RC1: 'Comment on bg2022172', Anonymous Referee #1, 05 Sep 2022
It was difficult to make a recommendation on this paper. On the one hand, the information appears to be correct and is well presented. On the other hand, I ask myself whether the information is sufficiently new and necessary for practicing modellers. I would generally think that most modellers are wellaware of the stated issues. So, would it be worth publishing something that the relevant audience is already familiar with? Or would it still be worth publishing it for the small number of modellers that might still be unaware of these potential problems?
On balance, I think it should NOT be published in its current form. The message is just too mundane. The real question is also not really whether one models the correct parameter values but whether one models the correct ultimate fluxes or other variables that are of ultimate interest. For instance, it is not surprising that the ratio of Jmax:Vcmax inferred from leaf measurements depends on theta. That connection is sufficiently obvious that it does not have to be restated. But to what extent would the modelled assimilation rate depend on theta (provided that empirical Jmax:Vcmax ratios and ultimate simulations of assimilation rates consistently all use the same theta)?
Or, alternatively, one might ask to what extent modelled assimilation rates could vary if one combined random choices of theta and derived Jmax:Vcmax ratios. That would emulate the effective situation where empiricists derive Jmax:Vcmax ratios based on some chosen theta, but where those theta values are not communicated or not used in the application of the derived ratios for calculating resultant assimilation rates.
So, the work could be become much more valuable if it could be refocused on illustrating the quantitative importance of the issue of model assumptions for the ultimately required fluxes or other quantities that matter in the real world. It might then reach the threshold of work that provides useful quantitative information even for those readers that might be conceptually sufficiently aware of these issues.

AC1: 'Reply on RC1', Yujie Wang, 08 Sep 2022
NOTE: Author reponses are BOLD.
[Author response]
We thank reviewer 1 for such a quick review and helpful suggestions. Before responding to the comments one by one, we would like to clarify a few general things the reviewer discussed.
The assumptions that may impact photosynthesis modeling include
 The leaf PAR absorption ratio (α = f_{APAR} * f_{PPAR} * f_{PSII} * Φ_{PSII,max})
 Electron transport smoothing curvature (θ)

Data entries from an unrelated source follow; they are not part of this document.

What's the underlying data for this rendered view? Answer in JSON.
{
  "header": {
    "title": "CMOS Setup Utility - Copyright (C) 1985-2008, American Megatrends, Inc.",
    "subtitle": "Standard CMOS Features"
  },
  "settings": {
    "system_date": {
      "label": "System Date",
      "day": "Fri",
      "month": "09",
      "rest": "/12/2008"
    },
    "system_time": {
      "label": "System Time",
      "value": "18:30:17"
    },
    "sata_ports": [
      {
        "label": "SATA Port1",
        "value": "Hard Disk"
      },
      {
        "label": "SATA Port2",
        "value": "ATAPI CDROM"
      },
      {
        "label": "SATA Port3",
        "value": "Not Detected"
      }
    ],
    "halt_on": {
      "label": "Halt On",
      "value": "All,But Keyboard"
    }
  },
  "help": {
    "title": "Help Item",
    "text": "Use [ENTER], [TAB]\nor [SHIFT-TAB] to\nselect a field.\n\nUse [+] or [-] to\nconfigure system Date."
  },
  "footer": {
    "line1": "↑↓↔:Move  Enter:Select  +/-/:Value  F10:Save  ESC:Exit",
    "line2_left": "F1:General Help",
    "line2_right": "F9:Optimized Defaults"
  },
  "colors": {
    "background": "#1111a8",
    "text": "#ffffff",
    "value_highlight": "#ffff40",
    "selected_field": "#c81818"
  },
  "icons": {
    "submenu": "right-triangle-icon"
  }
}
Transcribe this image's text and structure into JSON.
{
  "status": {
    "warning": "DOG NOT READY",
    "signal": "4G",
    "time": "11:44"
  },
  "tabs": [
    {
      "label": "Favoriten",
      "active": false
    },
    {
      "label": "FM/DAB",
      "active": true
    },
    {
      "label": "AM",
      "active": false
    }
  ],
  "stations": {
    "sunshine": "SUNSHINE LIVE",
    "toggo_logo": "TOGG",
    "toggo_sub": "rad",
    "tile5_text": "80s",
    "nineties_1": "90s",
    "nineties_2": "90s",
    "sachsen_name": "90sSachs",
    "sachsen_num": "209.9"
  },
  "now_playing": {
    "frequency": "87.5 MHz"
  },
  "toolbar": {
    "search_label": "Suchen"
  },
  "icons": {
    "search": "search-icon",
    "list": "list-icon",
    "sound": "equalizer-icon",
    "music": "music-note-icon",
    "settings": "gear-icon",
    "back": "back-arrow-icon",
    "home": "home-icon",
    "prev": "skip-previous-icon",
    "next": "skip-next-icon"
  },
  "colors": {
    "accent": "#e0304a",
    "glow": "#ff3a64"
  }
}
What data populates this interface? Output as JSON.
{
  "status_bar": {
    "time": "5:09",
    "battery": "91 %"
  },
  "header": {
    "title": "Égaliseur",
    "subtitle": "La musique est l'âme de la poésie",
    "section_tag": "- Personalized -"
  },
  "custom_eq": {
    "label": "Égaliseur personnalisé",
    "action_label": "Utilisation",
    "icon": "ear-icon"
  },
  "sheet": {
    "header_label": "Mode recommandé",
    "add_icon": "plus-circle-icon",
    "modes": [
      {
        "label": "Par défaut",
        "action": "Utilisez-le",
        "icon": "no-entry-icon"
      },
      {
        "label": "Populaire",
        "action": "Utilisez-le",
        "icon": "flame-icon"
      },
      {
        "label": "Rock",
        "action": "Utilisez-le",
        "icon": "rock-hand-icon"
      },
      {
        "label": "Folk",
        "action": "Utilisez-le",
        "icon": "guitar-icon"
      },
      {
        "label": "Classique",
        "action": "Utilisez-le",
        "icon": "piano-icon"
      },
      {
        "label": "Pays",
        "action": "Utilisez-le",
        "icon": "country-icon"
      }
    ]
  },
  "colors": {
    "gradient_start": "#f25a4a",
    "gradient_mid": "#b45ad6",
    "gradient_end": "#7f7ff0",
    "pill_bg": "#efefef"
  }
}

Therefore, there are four scenarios when modeling photosynthesis
 Both model α and θ are correct
 Only model α is correct
 Only Model θ is correct
 None of α or θ is correct
Accordingly, there are four results
 Estimated J_{max25} and modeled A are correct at any conditions
 Modeled PPAR and J_{PAR} are correct, but modeled J is biased, and thus estimated J_{max25} and modeled A
 Modeled PPAR and J_{PAR} are biased, and thus J, estimated J_{max25}, and modeled A
 All of PPAR, JPAR, and J are biased, and thus estimated J_{max25} and modeled A
In the paper we submitted, we covered the following
 How α can be biased by light source and chlorophyll concentration (our section 1). This is actually the key part of our paper, which was not touched upon by the reviewer. As far as we know, this part itself has not yet been discussed in the scientific literature as we do here. It has several implications: Most land surface models don’t have chlorophyll content as state variable, hence the fraction of absorbed light going into photosynthesis remains constant, usually much more than we see in nature. This not only impacts leaf energy budget and photosynthesis computations but also modeling of spectral reflectance as well as solar induced chlorophyll fluorescence. Maybe we need to emphasize this part more and deemphasize the θ discussion, which might be more well known to the modeling community.
 How a biased α and/or θ may impact fitted J_{max25} (our section 2)
 How a biased α and/or θ may impact modeled A (our section 3)
In section 3, we clarified that in our text that the impact of α or θ only is very straight forward, namely if model α is overestimated, modeled A will be overestimated, and if model θ is overestimated, modeled A will be overestimated. Thus, we showed an example when both α and θ are biased for C3 photosynthesis, and an example when α is biased for C4 photosynthesis (θ not available in C4 photosynthesis model).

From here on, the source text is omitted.